Soll ich denn eines Weibes willen
In meinem Regiment erfüllen ?
Pallas
Mein Müller, mein August,
Der Pierinnen Freud und Lust
Äolus
Dein Müller, dein August !
Pallas
Und mein geliebter Sohn,
Äolus
Dein Müller, dein August !
Pallas
Erlebet die vergnügten Zeiten,
Da ihm die Ewigkeit
Sein weiser Name prophezeit.
Äolus
Dein Müller!

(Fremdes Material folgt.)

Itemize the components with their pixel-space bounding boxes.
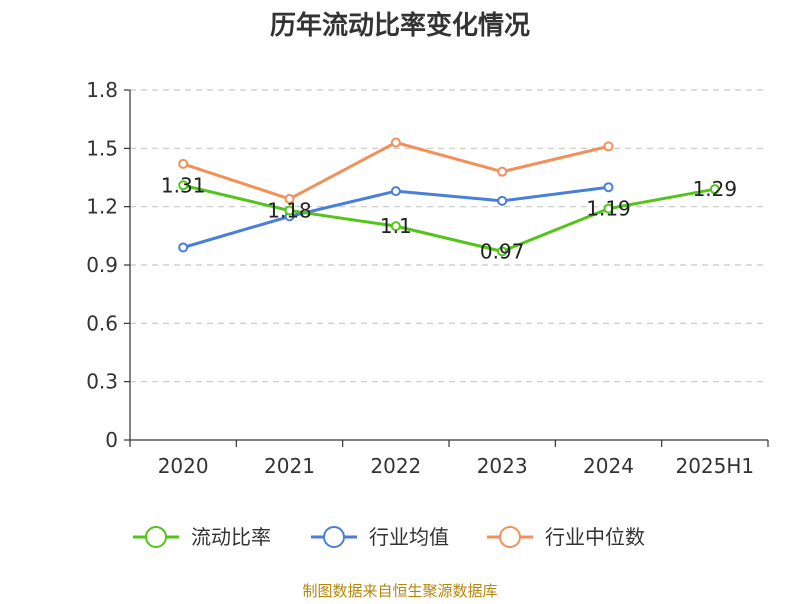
- data-point[interactable]: [390, 186, 401, 197]
- legend-item[interactable]: 行业均值: [311, 525, 449, 549]
- data-point[interactable]: [497, 166, 508, 177]
- x-tick-label: 2023: [477, 454, 528, 478]
- y-tick-label: 1.5: [86, 136, 118, 160]
- data-point[interactable]: [603, 141, 614, 152]
- data-label: 0.97: [480, 239, 525, 263]
- chart-title: 历年流动比率变化情况: [270, 10, 530, 41]
- y-tick-label: 0.6: [86, 311, 118, 335]
- y-tick-label: 0.3: [86, 370, 118, 394]
- data-point[interactable]: [709, 184, 720, 195]
- data-label: 1.29: [693, 177, 738, 201]
- y-tick-label: 1.2: [86, 195, 118, 219]
- legend-circle-icon: [499, 526, 521, 548]
- y-tick-label: 0.9: [86, 253, 118, 277]
- data-point[interactable]: [178, 180, 189, 191]
- data-point[interactable]: [178, 158, 189, 169]
- data-labels: 1.31 1.18 1.1 0.97 1.19 1.29: [161, 173, 737, 263]
- x-tick-label: 2024: [583, 454, 634, 478]
- y-tick-label: 1.8: [86, 78, 118, 102]
- data-point[interactable]: [390, 137, 401, 148]
- data-point[interactable]: [390, 221, 401, 232]
- x-tick-label: 2022: [370, 454, 421, 478]
- x-tick-label: 2025H1: [675, 454, 754, 478]
- series-group: [178, 137, 720, 257]
- data-point[interactable]: [284, 193, 295, 204]
- grid-lines: [130, 89, 768, 383]
- x-tick-label: 2020: [158, 454, 209, 478]
- data-label: 1.19: [586, 197, 631, 221]
- data-point[interactable]: [603, 203, 614, 214]
- legend-item[interactable]: 行业中位数: [487, 525, 645, 549]
- axes: 0 0.3 0.6 0.9 1.2 1.5 1.8 2020 2021 2022 2023 2024 2…: [86, 78, 769, 478]
- legend[interactable]: 流动比率 行业均值 行业中位数: [133, 525, 645, 549]
- data-point[interactable]: [497, 195, 508, 206]
- data-point[interactable]: [497, 246, 508, 257]
- legend-item[interactable]: 流动比率: [133, 525, 271, 549]
- legend-label: 流动比率: [191, 525, 271, 549]
- y-tick-label: 0: [105, 428, 118, 452]
- legend-label: 行业中位数: [545, 525, 645, 549]
- data-label: 1.18: [267, 199, 312, 223]
- source-note: 制图数据来自恒生聚源数据库: [302, 582, 497, 600]
- series-line: [182, 183, 716, 253]
- data-point[interactable]: [284, 205, 295, 216]
- data-label: 1.31: [161, 173, 206, 197]
- data-label: 1.1: [380, 214, 412, 238]
- data-point[interactable]: [603, 182, 614, 193]
- legend-circle-icon: [145, 526, 167, 548]
- x-tick-label: 2021: [264, 454, 315, 478]
- data-point[interactable]: [178, 242, 189, 253]
- legend-circle-icon: [323, 526, 345, 548]
- legend-label: 行业均值: [369, 525, 449, 549]
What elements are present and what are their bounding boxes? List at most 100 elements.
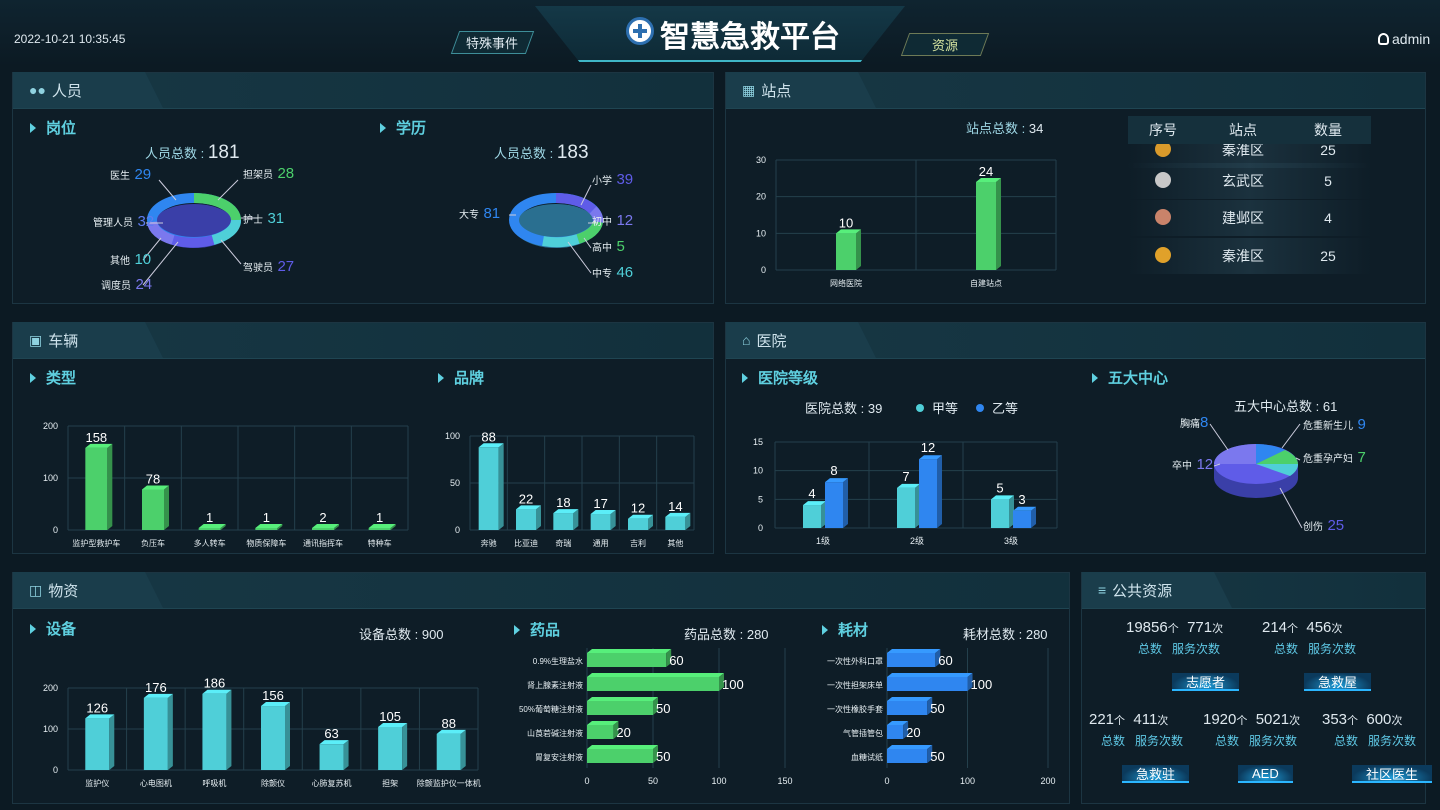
data-label: 60 [938, 653, 952, 668]
bar-top [587, 745, 658, 749]
data-label: 105 [379, 709, 401, 724]
bar-top [142, 485, 169, 490]
x-tick: 2级 [910, 535, 924, 546]
vehicle-brand-chart: 0 50 100 88 奔驰 22 比亚迪 18 奇瑞 17 通用 12 吉利 14 其他 [445, 429, 695, 548]
bar [587, 653, 667, 667]
bar-side [937, 455, 942, 528]
user-menu[interactable]: admin [1378, 31, 1430, 47]
post-donut [142, 179, 258, 286]
truck-icon: ▣ [29, 331, 43, 348]
y-tick: 一次性橡胶手套 [827, 704, 883, 714]
bar-side [402, 722, 408, 770]
x-tick: 心肺复苏机 [312, 778, 352, 788]
y-tick: 50 [450, 478, 460, 488]
post-label-dispatcher: 调度员 24 [101, 276, 153, 293]
bar [887, 677, 968, 691]
bar [587, 749, 653, 763]
bar-top [887, 721, 909, 725]
consumables-chart: 0 100 200 60 一次性外科口罩 100 一次性担架床单 50 一次性橡胶手套 20 气管插… [827, 648, 1056, 786]
table-row[interactable]: 建邺区 4 [1128, 200, 1371, 236]
bar-side [653, 697, 658, 715]
public-total: 221 [1089, 711, 1115, 728]
y-tick: 10 [756, 228, 766, 238]
table-row[interactable]: 玄武区 5 [1128, 163, 1371, 199]
data-label: 17 [593, 496, 607, 511]
bar-side [719, 673, 724, 691]
table-row[interactable]: 秦淮区 25 [1128, 238, 1371, 274]
bar-side [996, 178, 1001, 270]
bar-side [226, 689, 232, 770]
bar-top [836, 229, 861, 234]
data-label: 10 [839, 215, 853, 230]
edu-label-vocational: 中专 46 [592, 264, 634, 281]
public-resource-button[interactable]: 志愿者 [1172, 673, 1240, 691]
public-stat: 353个 600次 总数 服务次数 [1322, 711, 1417, 748]
public-stat: 19856个 771次 总数 服务次数 [1126, 619, 1224, 656]
public-resource-button[interactable]: AED [1238, 765, 1293, 783]
bar-top [887, 649, 941, 653]
x-tick: 150 [777, 776, 792, 786]
bar [976, 182, 996, 270]
bar [590, 514, 611, 530]
silver-medal-icon [1155, 171, 1171, 188]
special-events-button[interactable]: 特殊事件 [450, 31, 535, 54]
public-resource-button[interactable]: 急救屋 [1304, 673, 1372, 691]
vehicle-brand-subtitle: 品牌 [438, 367, 484, 388]
supplies-tab: ◫ 物资 [13, 572, 1069, 609]
y-tick: 5 [758, 494, 763, 504]
bar-side [343, 740, 349, 770]
bar [198, 528, 221, 530]
bar [436, 733, 461, 770]
public-resource-button[interactable]: 急救驻 [1122, 765, 1190, 783]
bar-side [843, 478, 848, 528]
y-tick: 100 [445, 431, 460, 441]
edu-total: 人员总数 : 183 [494, 142, 589, 163]
page-title: 智慧急救平台 [660, 21, 840, 54]
bar [803, 505, 821, 528]
x-tick: 多人转车 [194, 538, 226, 548]
x-tick: 奇瑞 [555, 538, 571, 548]
medicine-total: 药品总数 : 280 [684, 627, 769, 642]
data-label: 50 [930, 701, 944, 716]
bar-top [887, 673, 973, 677]
bar-top [590, 510, 616, 515]
medicine-chart: 0 50 100 150 60 0.9%生理盐水 100 肾上腺素注射液 50 50%葡萄糖注射液… [519, 648, 793, 786]
station-total: 站点总数 : 34 [966, 121, 1044, 136]
bar [919, 459, 937, 528]
bar [368, 528, 391, 530]
user-icon [1378, 33, 1389, 45]
x-tick: 吉利 [630, 538, 646, 548]
public-total: 1920 [1203, 711, 1237, 728]
resource-button[interactable]: 资源 [900, 33, 990, 56]
bar-side [390, 524, 396, 530]
bar-top [85, 714, 115, 719]
bar-top [887, 745, 933, 749]
public-stat: 1920个 5021次 总数 服务次数 [1203, 711, 1301, 748]
bar-top [85, 443, 113, 448]
data-label: 22 [519, 491, 533, 506]
bar [261, 706, 285, 770]
data-label: 1 [206, 510, 213, 525]
equipment-total: 设备总数 : 900 [359, 627, 444, 642]
data-label: 50 [656, 701, 670, 716]
bar [825, 482, 843, 528]
gold-medal-icon [1155, 140, 1171, 157]
layers-icon: ≡ [1098, 582, 1107, 598]
bar-top [478, 443, 504, 448]
public-service: 411 [1133, 711, 1158, 728]
post-label-admin: 管理人员 32 [93, 213, 155, 230]
bar-top [919, 455, 942, 460]
public-total: 214 [1262, 619, 1288, 636]
consumables-total: 耗材总数 : 280 [963, 627, 1048, 642]
bar-side [1031, 506, 1036, 528]
bar [665, 516, 686, 530]
legend-dot-a [916, 403, 924, 412]
x-tick: 物质保障车 [246, 538, 286, 548]
x-tick: 网络医院 [830, 278, 862, 288]
center-label-maternal: 危重孕产妇 7 [1303, 449, 1366, 466]
data-label: 50 [930, 749, 944, 764]
bar [991, 499, 1009, 528]
public-resource-button[interactable]: 社区医生 [1352, 765, 1433, 783]
public-tab: ≡ 公共资源 [1082, 572, 1425, 609]
bronze-medal-icon [1155, 208, 1171, 225]
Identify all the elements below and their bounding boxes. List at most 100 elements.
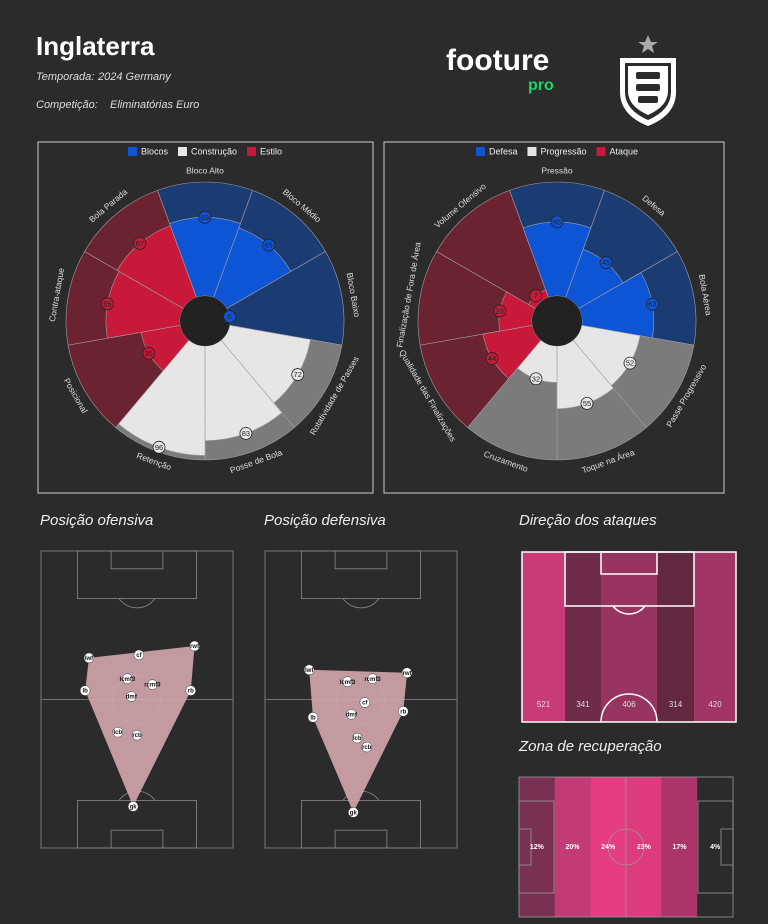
- value-label: 29: [496, 306, 504, 315]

Dein August !
Der Pierinnen Freud und Lust
Und dein geliebter Sohn,
Erlebet die vergnügten Zeiten,
Da ihm die Ewigkeit
Sein weiser Name prophezeit.
Wohlan! ich lasse mich bezwingen,
Euer Wunsch soll euch gelingen.
11. Air
Äolus
Zurücke, zurücke, geflügelten Winde,
Besänftiget euch ;
Doch wehet ihr gleich,
So weht doch itzund nur gelinde !
12. Récitatif
Pallas
Was Lust !
Pomona
Was Freude !
Zephyrus
Welch Vergnügen !
Pallas, Pomona, Zephyrus
Entstehet in der Brust,
Daß sich nach unserer Lust
Die Wünsche müssen fügen.
Zephyrus
So kann ich mich bei grünen Zweigen
Noch fernerhin vergnügt bezeigen.
Pomona
So seh ich mein Ergötzen
An meinen reifen Schätzen.
Pallas
So richt ich in vergnügter Ruh
Meines Augusts Lustmahl zu.
Pomona, Zephyrus
Wir sind zu deiner Fröhlichkeit
Mit gleicher Lust bereit.
13. Duo
Pomona
Zweig und Äste
Zollen dir zu deinem Feste
Ihrer Gaben Überfluß.
Zephyrus
Und mein Scherzen soll und muß,
Deinen August zu verehren,
Dieses Tages Lust vermehren.
Pomona
Ich bringe die Früchte mit Freuden herbei,
Zephyrus
Ich bringe mein Lispeln mit Freuden herbei,
Ensembles
Daß alles zum Scherzen vollkommener sei.
14. Récitatif
Pallas
Ja ! ja ! ich lad euch selbst zu dieser Feier ein ;
Erhebet euch zu meinen Spitzen,
Wo schon die Musen freudig sein
Und ganz entbrannt vor Eifer sitzen.
Auf ! lasset uns, indem wir eilen,
Die Luft mit frohen Wünschen teilen !
15. Choeur
Vivat ! August, August vivat !
Sie beglückt, gelerter Mann !
Dein Vergnügen müsse blühen,
Daß dein Lehren, dein Bemühen
Möge solche Pflanzen ziehen,
Womit ein Land sich einstens schmücken kann.